We describe a patient who presented with an acute coronary syndrome, eosinophilia, and elevated IgE-levels. The diagnosis of CSS was made. CSS is a rare diffuse vasculitis that is almost invariably accompanied by severe asthma. Although overall prognosis is good, diffuse organ involvement, in particular cardiovascular and rare involvement of the central nervous system or renal system, suggests a poorer prognosis and can be fatal (Noth et al 2003). The American College of Rheumatology (ACR) 1990 criteria for the classification of CSS do not emphasize the cardiac symptoms (Masi et al 1990). However, a review of the literature indicates that cardiac involvement is a poor prognostic factor, known to be a leading cause of mortality and a common clinical manifestation in CSS. Of note, patients with heart involvement are mainly ANCA-negative which is in agreement of this case (Sable-Fourtassou et al 2005; Sinico et al 2006). Cardiac inflammation may include eosinophilic endomyocarditis, coronary vasculitis, valvular heart disease, congestive heart failure, hypertension, and pericarditis (Morgan et al 1989; Ramakrishna and Midthun 2001;Petrakopoulou et al 2005).

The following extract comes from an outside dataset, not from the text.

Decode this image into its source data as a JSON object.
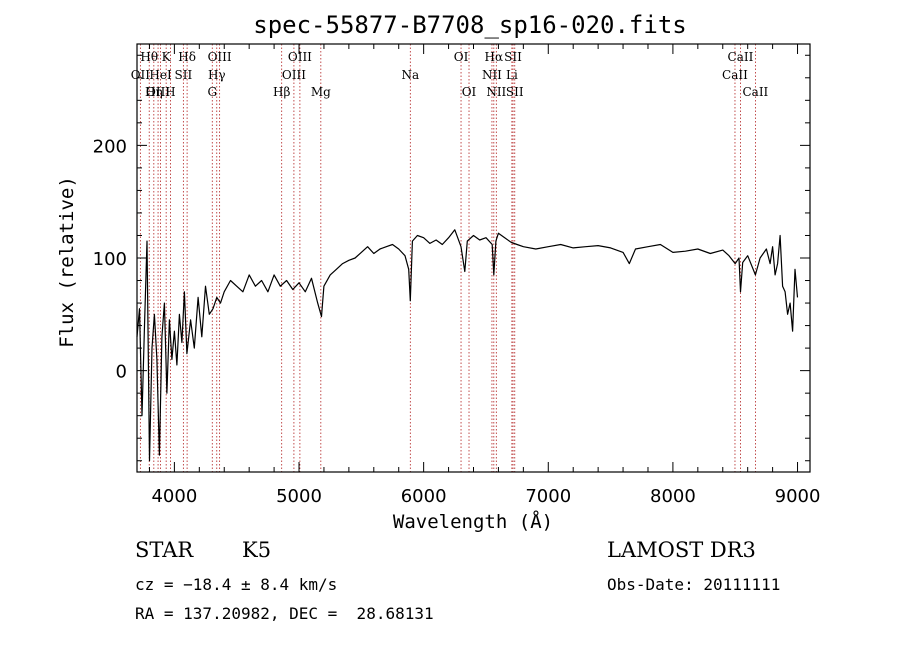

Fixed lesions, slowly regressing under therapy, have been more confidently related to CSS. However, coronary spasms have been seen in CSS patients, and this is frequently not clinically symptomatic, which might also be responsible for underdiagnosing CSS. Since the patients with cardiac involvement are at high risk, intravenous or oral cyclophosphamide in association with glucocorticoids are required (Noth et al 2003). The switch to another less toxic immunosuppressant after remission is currently not evidence-based medicine.

Conclusion

Because of its multiorgan involvement, clinical diagnosis of CSS may be difficult to obtain. As reported here, the disease may present with clinical findings of an acute coronary syndrome. The association of perimyocarditis, hypereosinophilia, and elevated IgE-levels with a history of asthma were the key data to establish the diagnosis of CSS. Biopsy confirmation of vasculitis is complicated by the unpredictable and often sequential onset of disease manifestations of the various organs involved and by its incomplete evolution even in the affected organs. Mere MRI findings in patients free of cardiac symptoms should not be considered as basis for treatment decisions. However, MRI might be a helpful tool in the initial evaluation of CSS patients showing clinical or laboratory evidence of heart involvement. Consequently, this condition requires early and aggressive treatment with glucocorticoids in combination with cyclophosphamide.

However, onset of asthma associated with pulmonary infiltrates, renal disease, mononeuritis multiplex or, as presented by our patient, a combination of cardiac manifestation and proctitis should alert physicans to consider CSS as a potential differentential diagnosis in patients with these conditions and in particular with an acute coronary syndrome.